Quand elle n’est pas illégale, la facturation devient souvent déraisonnable, comme l’indique Gabriel, un résidant de Pointe-Saint-Charles. Lors d’un examen ophtalmologique dans une clinique privée, ce dernier a dû débourser 40$ pour des gouttes pour les yeux qui, au même moment, se détaillaient à 1$ à la pharmacie. À la suite d’une plainte au Collège des médecins, l’ophtalmologiste lui a remboursé 20$ quelques mois plus tard.

Vu l’aggravation des problèmes liés à la surfacturation, Mme Gérin juge inacceptable que l’accès aux soins devienne progressivement «déterminé par la capacité de payer, et non par l’état de santé». Elle demande à Québec de s’attaquer au dossier et encourage les patients lésés à se plaindre auprès de la RAMQ et du Collège des médecins. Ces deux instances doivent sanctionner et rappeler à l’ordre les médecins fautifs, rajoute la vice-présidente du MQRP, les accusant de laxisme et de désengagement.

À la RAMQ, le porte-parole Marc Lortie réfute ces allégations. «Nous faisons preuve d’une vigilance constante», affirme-t-il. La Régie a adopté une série de mesures afin de lutter contre les frais illégaux dans les dernières années, dont une unité mise sur pied en décembre 2011 qui a pour mandat d’inspecter toutes les cliniques de la province dans les cinq prochaines années.

M. Lortie rappelle que toutes les demandes d’usagers concernant des frais illégaux sont analysées par la RAMQ. Les patients qui jugent avoir payé des frais abusifs dans une clinique doivent quant à eux s’adresser au Collège des médecins, qui possède une grille tarifaire permettant de fixer ces frais.

«Nous dénonçons depuis plus d’un an le manque de clarté dans les ententes entre le ministère et les fédérations de médecins. Puisqu’il y a des zones grises dans la loi, des médecins « s’essayent » à imposer certains frais» explique le président directeur général du Collège, Dr. Charles Bernard.

Une entente entre le ministère de la Santé et les deux fédérations de médecins (spécialistes et omnipraticiens) établit quels services de santé sont couverts par la RAMQ. Toutes les interventions jugées médicalement nécessaires doivent être assurées. Seuls certains produits  peuvent être facturés (gouttes, vaccins, et agents anasthésiques) en cabinet privé, en plus de certains frais accessoires tels que des frais de photocopie. Le médecin doit afficher ces tarifs à la vue des patients et pouvoir en fournir la facture détaillée.

Payer sous la menace

L’imposition de frais abusifs ou carrément illégaux fait peser une menace sur les patients, dénonce une psycho-éducatrice à la Clinique communautaire de Pointe-Saint-Charles, Véronique Vallée.

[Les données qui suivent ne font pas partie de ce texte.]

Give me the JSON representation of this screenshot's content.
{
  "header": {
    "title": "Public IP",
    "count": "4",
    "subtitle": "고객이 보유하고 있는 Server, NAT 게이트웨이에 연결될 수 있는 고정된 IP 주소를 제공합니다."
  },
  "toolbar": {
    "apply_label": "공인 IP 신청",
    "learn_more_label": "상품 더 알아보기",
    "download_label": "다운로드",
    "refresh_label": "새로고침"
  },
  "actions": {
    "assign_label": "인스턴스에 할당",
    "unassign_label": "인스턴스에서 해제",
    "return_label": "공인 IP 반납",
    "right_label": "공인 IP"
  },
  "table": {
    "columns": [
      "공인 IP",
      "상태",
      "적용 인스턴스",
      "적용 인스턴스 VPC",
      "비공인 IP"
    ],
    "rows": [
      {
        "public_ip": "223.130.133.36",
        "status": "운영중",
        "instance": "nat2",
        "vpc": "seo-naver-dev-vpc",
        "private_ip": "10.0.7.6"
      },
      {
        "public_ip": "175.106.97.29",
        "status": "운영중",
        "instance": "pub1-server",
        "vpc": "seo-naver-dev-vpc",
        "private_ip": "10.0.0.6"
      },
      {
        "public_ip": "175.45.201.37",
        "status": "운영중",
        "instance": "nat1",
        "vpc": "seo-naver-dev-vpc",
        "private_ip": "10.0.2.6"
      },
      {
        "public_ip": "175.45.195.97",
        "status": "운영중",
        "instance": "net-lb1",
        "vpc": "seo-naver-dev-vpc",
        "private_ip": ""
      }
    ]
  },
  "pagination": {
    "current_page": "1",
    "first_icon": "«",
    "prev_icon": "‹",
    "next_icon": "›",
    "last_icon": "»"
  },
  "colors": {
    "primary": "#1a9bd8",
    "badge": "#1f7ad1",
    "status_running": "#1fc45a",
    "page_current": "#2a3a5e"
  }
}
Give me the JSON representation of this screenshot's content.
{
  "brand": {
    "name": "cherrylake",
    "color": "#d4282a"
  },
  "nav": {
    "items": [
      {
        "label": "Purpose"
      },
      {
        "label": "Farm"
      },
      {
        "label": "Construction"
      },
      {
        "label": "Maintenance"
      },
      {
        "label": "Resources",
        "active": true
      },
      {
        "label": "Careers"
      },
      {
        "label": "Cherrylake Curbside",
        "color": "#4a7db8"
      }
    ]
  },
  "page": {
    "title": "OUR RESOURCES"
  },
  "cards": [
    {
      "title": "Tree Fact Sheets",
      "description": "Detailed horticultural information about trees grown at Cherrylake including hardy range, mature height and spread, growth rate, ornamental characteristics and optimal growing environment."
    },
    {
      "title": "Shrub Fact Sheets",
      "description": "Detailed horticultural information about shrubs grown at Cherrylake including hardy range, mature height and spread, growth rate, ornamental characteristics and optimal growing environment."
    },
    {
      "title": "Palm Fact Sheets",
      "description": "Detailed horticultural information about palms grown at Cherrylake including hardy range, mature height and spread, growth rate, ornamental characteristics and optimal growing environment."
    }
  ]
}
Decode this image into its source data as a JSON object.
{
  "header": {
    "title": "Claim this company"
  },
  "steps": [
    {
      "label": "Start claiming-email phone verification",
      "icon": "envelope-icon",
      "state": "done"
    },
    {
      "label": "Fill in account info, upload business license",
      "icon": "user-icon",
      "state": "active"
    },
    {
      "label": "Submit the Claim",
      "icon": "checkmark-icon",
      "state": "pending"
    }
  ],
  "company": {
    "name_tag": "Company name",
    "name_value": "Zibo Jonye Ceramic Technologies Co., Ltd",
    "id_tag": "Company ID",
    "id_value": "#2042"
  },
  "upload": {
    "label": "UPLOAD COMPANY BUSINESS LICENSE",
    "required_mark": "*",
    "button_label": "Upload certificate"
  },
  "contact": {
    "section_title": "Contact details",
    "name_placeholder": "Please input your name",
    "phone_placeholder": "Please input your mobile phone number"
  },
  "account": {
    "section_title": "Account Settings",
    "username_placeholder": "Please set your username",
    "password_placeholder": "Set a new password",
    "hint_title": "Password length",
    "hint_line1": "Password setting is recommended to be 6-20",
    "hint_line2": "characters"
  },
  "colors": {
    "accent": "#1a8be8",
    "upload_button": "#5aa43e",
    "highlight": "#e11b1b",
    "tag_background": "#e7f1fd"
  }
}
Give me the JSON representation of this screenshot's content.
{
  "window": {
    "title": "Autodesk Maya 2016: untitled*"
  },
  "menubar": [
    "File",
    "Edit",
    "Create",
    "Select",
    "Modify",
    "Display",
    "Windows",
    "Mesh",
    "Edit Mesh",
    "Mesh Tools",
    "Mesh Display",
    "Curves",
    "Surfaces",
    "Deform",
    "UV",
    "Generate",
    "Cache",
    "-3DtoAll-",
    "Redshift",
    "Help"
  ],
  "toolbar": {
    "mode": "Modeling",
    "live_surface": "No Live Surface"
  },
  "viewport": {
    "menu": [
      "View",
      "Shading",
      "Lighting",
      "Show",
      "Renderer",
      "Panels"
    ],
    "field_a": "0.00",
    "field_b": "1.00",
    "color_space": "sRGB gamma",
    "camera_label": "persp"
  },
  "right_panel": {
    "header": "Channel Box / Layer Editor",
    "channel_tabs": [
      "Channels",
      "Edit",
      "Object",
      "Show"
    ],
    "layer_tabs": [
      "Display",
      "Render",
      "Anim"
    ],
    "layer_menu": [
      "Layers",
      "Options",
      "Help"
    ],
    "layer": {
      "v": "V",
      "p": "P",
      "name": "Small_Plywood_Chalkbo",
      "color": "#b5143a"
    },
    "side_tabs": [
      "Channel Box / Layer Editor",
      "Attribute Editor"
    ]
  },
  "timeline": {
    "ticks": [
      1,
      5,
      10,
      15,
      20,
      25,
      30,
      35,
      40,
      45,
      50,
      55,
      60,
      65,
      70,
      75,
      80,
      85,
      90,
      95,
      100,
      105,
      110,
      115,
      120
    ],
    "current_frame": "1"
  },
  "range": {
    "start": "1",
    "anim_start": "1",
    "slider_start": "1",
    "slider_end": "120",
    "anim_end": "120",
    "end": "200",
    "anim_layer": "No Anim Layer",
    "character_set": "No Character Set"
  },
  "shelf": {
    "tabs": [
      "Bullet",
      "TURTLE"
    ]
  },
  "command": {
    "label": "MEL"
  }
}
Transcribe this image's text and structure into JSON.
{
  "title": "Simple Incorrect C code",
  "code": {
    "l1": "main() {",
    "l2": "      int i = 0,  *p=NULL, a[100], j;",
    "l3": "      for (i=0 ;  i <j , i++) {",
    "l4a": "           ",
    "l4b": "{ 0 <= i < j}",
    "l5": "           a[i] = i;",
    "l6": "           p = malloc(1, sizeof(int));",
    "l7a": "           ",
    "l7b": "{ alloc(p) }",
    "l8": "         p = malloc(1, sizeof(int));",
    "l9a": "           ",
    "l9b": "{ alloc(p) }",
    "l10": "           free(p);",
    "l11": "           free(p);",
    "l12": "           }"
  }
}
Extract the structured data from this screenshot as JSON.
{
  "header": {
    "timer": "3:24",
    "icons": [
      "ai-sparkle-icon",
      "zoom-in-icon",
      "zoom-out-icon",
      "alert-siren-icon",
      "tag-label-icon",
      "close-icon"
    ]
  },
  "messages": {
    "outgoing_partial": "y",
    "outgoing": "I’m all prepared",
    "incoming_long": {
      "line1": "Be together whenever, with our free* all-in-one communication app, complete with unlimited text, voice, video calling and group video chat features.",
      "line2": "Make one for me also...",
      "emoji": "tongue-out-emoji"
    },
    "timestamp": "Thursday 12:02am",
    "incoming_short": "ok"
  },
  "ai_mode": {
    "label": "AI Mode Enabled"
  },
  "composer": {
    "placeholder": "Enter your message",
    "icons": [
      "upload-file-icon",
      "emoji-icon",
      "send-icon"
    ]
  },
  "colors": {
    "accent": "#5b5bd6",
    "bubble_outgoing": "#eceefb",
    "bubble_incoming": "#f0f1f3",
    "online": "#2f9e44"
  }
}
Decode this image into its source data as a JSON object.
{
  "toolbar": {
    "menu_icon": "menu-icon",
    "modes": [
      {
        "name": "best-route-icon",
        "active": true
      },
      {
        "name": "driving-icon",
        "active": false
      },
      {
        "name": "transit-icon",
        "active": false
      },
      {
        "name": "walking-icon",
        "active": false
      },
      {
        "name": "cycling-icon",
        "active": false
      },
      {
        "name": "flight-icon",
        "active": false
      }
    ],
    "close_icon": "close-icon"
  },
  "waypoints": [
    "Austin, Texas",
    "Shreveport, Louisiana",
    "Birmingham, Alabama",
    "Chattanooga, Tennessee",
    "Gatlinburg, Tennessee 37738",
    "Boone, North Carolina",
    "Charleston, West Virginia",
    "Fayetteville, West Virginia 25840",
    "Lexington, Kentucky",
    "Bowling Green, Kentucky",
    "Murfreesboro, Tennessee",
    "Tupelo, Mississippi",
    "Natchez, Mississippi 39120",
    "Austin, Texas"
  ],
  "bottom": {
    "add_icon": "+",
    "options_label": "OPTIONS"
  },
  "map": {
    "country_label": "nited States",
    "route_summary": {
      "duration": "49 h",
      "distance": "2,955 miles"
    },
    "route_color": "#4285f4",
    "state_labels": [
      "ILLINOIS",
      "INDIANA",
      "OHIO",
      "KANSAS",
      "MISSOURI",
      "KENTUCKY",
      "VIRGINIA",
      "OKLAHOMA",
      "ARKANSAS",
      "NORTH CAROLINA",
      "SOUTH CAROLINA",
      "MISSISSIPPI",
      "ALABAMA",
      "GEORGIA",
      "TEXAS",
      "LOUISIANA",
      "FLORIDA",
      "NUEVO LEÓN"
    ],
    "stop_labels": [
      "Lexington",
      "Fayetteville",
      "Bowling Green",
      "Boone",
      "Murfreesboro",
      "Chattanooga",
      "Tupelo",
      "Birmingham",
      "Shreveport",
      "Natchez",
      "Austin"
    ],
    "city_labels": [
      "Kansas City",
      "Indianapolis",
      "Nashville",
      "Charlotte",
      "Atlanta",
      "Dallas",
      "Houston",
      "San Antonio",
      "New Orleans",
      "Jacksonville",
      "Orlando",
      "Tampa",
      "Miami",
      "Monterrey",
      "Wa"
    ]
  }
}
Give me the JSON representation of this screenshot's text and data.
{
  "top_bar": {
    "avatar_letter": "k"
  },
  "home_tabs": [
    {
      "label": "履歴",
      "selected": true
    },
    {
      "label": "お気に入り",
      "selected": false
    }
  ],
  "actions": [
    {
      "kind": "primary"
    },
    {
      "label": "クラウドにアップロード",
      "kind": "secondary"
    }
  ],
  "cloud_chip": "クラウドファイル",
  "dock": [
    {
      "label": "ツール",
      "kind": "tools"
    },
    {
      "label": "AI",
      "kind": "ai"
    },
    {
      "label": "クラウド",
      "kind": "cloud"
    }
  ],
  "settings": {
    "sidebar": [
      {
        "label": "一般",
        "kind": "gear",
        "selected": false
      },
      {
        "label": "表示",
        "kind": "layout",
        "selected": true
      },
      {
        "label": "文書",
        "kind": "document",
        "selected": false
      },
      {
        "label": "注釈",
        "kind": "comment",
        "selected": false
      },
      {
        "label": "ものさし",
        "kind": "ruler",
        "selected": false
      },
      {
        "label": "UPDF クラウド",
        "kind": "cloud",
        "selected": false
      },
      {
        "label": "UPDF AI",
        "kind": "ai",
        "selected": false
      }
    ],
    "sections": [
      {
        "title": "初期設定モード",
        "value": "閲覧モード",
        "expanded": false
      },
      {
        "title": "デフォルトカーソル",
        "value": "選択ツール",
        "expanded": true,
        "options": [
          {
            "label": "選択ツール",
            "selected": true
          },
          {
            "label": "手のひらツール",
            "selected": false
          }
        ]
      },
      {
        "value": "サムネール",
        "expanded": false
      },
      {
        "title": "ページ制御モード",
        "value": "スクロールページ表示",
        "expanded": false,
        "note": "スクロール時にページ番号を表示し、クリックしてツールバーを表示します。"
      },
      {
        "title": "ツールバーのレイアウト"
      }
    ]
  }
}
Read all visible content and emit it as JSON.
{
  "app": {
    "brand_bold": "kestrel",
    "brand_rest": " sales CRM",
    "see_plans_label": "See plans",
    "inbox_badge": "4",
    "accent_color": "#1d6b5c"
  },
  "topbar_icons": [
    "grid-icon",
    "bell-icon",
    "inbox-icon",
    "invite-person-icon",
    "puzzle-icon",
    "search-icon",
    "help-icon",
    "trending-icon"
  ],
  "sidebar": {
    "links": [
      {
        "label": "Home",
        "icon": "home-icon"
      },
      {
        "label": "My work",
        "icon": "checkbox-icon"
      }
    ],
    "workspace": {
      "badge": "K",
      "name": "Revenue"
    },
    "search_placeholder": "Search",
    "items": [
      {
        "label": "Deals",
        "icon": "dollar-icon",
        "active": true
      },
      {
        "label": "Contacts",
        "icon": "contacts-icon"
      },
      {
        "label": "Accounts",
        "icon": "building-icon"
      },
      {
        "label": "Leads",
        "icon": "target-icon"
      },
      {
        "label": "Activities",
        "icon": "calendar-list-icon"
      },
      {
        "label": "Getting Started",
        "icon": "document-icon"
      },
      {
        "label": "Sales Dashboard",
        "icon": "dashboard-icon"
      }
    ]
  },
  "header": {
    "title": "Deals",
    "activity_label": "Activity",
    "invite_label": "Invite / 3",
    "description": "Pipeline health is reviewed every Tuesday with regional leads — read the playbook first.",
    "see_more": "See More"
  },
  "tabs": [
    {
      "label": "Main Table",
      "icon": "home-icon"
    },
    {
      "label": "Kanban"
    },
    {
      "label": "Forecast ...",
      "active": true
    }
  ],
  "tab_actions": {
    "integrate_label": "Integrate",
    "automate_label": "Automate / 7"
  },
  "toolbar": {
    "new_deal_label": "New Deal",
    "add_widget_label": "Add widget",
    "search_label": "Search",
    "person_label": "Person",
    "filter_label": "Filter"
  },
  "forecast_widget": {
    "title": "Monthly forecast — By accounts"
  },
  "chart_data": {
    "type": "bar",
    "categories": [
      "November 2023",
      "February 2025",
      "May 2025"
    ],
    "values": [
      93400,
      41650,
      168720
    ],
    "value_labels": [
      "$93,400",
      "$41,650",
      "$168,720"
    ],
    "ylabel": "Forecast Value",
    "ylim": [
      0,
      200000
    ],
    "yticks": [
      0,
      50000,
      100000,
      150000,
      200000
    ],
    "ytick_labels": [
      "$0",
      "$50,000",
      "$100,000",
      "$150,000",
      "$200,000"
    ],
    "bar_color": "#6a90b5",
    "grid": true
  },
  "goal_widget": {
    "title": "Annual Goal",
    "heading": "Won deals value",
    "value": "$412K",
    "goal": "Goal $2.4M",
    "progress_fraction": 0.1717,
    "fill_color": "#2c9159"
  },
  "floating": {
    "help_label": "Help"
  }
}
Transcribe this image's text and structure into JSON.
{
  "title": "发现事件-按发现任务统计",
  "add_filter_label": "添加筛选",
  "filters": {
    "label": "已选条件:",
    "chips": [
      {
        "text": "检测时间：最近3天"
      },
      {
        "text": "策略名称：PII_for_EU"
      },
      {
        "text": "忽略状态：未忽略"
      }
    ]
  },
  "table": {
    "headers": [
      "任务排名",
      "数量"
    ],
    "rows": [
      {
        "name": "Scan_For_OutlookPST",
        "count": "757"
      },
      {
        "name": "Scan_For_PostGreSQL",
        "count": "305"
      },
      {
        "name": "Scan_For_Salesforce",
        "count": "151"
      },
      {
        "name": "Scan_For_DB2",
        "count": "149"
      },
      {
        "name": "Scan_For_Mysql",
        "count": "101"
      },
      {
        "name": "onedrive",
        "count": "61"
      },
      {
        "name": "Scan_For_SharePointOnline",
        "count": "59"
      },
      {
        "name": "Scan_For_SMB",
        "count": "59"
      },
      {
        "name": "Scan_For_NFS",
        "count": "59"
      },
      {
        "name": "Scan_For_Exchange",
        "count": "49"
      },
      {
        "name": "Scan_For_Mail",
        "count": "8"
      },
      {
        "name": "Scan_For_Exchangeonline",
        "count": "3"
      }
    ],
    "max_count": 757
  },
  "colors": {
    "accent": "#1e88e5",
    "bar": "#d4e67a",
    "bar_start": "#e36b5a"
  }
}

Par exemple, une clinique privée a chargé un montant de 100$ à un client de Mme Vallée pour avoir manqué un rendez-vous. «En plus, la clinique a précisé que si mon client ne payait pas le 100$, le médecin n’accepterait plus de le voir», précise la psycho-éducatrice. Le Code de déontologie des médecins stipule que des frais non-acquittés ne dispensent pas un docteur de faire le suivi de l’état de santé d’un patient, rappelle Mme Vallée. Elle ajoute qu’en raison de cette menace, beaucoup de gens vivent dans la peur de ne pas être soignés.

Dans d’autres cas, comme celui de Bianca B., citoyenne de l’arrondissement du Sud-Ouest, des cliniques privées encouragent leurs usagers à prendre de coûteux rendez-vous sous prétexte que les temps d’attente dans le système public sont trop longs. «On me demandait de faire passer à mon garçon un test à 120$ pour des problèmes d’oreille, en disant qu’il y avait une attente de 4 mois au public pour le même test», relate-t-elle. Après s’être renseignée, Bianca a réussi à obtenir un rendez-vous gratuit en deux semaines.